LibreTranslate community dataset

argosopentech · April 24, 2022, 6:30pm

The LibreTranslate API currently has functionality to accept translation suggestions but a manually assembled database could be helpful.

We often get feedback of the type “this translation wasn’t what I expected or wanted” but don’t do anything with it. We could assemble data by hand with a Git repository as we get feedback on recommended translations.

Any suggestions for doing this?

pierotofy · April 25, 2022, 8:50pm

We could open a Git repository with suggestions from both direct user contributions (which can open a pull request) and by the feedback data from LibreTranslate (which needs to be moderated/reviewed before merging into the repository).

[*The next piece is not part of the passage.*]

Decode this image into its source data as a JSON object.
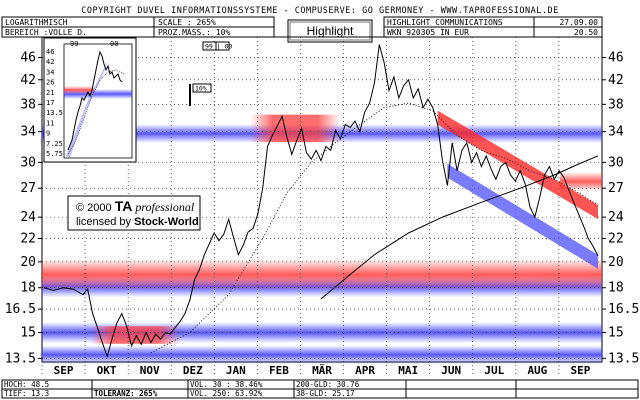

A simple JSON file could do for starters:

[{"q": input, "s": suggestion, "source": lang_code, "target": lang_code}, ...]

Or maybe multiple JSON files (named in chronological order), maybe <timestamp>.json so that reviews can be easier instead of looking at one giant file (we can always merge the files later).

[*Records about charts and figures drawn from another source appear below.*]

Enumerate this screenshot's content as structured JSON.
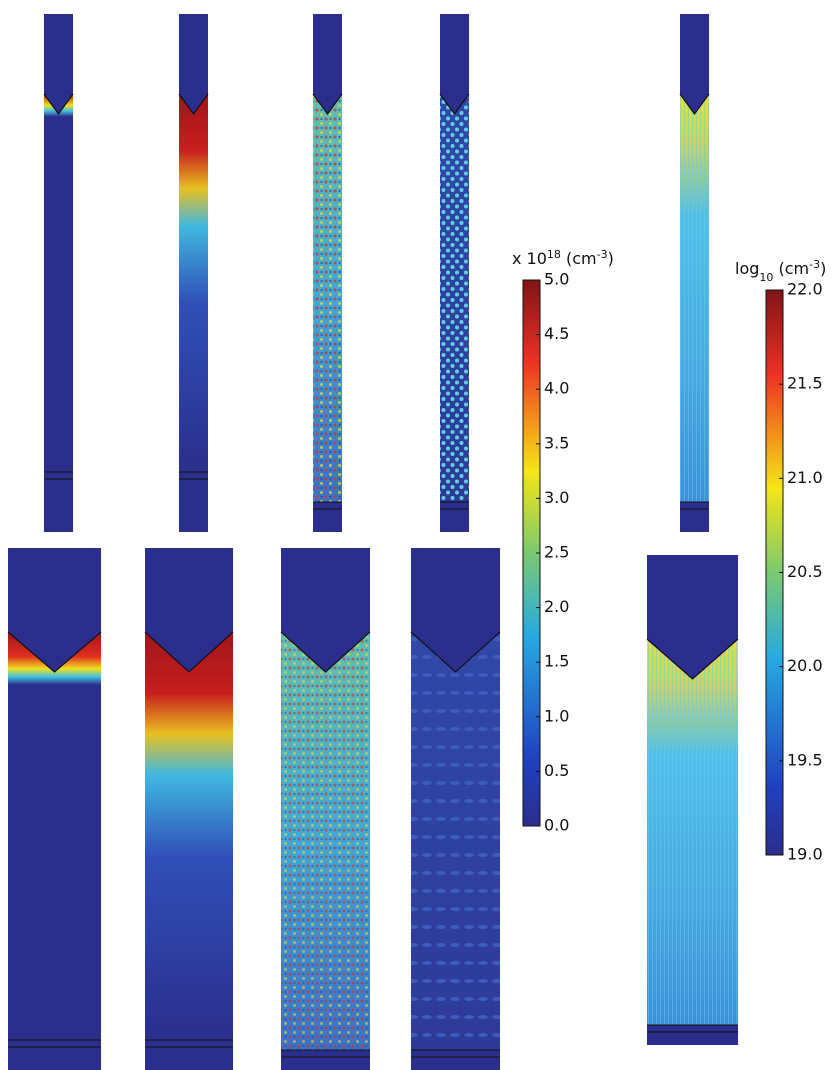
{
  "colorbars": [
    {
      "title_parts": [
        "x 10",
        "18",
        " (cm",
        "-3",
        ")"
      ],
      "lim": [
        0,
        5
      ],
      "ticks": [
        {
          "value": 0,
          "label": "0.0"
        },
        {
          "value": 0.5,
          "label": "0.5"
        },
        {
          "value": 1,
          "label": "1.0"
        },
        {
          "value": 1.5,
          "label": "1.5"
        },
        {
          "value": 2,
          "label": "2.0"
        },
        {
          "value": 2.5,
          "label": "2.5"
        },
        {
          "value": 3,
          "label": "3.0"
        },
        {
          "value": 3.5,
          "label": "3.5"
        },
        {
          "value": 4,
          "label": "4.0"
        },
        {
          "value": 4.5,
          "label": "4.5"
        },
        {
          "value": 5,
          "label": "5.0"
        }
      ]
    },
    {
      "title_parts": [
        "log",
        "10",
        " (cm",
        "-3",
        ")"
      ],
      "lim": [
        19,
        22
      ],
      "ticks": [
        {
          "value": 19,
          "label": "19.0"
        },
        {
          "value": 19.5,
          "label": "19.5"
        },
        {
          "value": 20,
          "label": "20.0"
        },
        {
          "value": 20.5,
          "label": "20.5"
        },
        {
          "value": 21,
          "label": "21.0"
        },
        {
          "value": 21.5,
          "label": "21.5"
        },
        {
          "value": 22,
          "label": "22.0"
        }
      ]
    }
  ]
}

The moderation/review of suggestions from the API might be tricky (how to avoid trolls or wrong translations?)

argosopentech · April 25, 2022, 10:55pm

The JSON schema you posted looks good to me. Would source_lang instead of source be better, it could be confusing that “source” is an ISO 639 code not the text itself?

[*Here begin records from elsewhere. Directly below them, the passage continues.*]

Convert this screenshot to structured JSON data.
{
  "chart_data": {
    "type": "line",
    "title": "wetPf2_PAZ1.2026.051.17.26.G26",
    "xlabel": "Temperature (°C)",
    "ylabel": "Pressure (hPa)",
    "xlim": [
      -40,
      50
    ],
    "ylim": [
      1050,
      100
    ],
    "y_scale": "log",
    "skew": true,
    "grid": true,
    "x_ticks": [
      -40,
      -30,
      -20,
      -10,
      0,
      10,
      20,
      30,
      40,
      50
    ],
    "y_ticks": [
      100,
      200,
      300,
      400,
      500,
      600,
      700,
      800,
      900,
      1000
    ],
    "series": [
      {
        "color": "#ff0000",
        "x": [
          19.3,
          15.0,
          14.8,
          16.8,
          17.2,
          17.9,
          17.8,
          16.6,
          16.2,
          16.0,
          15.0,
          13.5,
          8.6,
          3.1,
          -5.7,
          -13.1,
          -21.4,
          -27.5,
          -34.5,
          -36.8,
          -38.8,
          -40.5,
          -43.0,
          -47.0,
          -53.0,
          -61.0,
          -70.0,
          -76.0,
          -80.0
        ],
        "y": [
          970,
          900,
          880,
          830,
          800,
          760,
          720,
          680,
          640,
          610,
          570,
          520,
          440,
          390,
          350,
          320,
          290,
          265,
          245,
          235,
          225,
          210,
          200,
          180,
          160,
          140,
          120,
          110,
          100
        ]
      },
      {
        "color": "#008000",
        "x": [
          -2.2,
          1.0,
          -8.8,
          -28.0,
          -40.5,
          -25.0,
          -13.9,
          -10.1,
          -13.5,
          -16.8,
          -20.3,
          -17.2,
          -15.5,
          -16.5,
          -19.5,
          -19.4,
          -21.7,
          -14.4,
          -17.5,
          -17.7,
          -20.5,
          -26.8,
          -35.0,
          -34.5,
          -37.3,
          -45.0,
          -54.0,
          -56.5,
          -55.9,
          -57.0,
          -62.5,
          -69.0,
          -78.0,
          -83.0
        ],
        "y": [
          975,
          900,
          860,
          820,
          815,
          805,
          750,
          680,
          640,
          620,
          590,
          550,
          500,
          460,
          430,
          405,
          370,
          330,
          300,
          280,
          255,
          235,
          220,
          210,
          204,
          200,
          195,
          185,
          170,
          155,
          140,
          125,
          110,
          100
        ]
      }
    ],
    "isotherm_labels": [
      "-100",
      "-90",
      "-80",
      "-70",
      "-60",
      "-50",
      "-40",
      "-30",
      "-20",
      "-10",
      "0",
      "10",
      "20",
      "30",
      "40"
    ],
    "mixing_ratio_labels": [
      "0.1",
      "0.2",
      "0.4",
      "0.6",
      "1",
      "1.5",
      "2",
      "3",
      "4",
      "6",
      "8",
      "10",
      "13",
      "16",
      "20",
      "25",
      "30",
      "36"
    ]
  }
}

Maybe .jsonl for the file type, each line is its own JSON object. This would work well with Git and allows you to partially read files and not have to hold the entire JSON file in memory (The Pile and wikiextract both use jsonl). We could then use files for semantically different datasets or datasets from different sources.

Does the libretranslate.com instance accept /suggest requests?

pierotofy · April 26, 2022, 2:03am

I like the .jsonl idea as well.

LibreTranslate does accept /suggest requests. We actually have already ~1000 submissions in the database, I haven’t had a chance to review them, but at a quick glance a good ~80% of them are of high quality.

If you want a more compact JSON representation, we can also use arrays instead of objects (save on repeating the same keys).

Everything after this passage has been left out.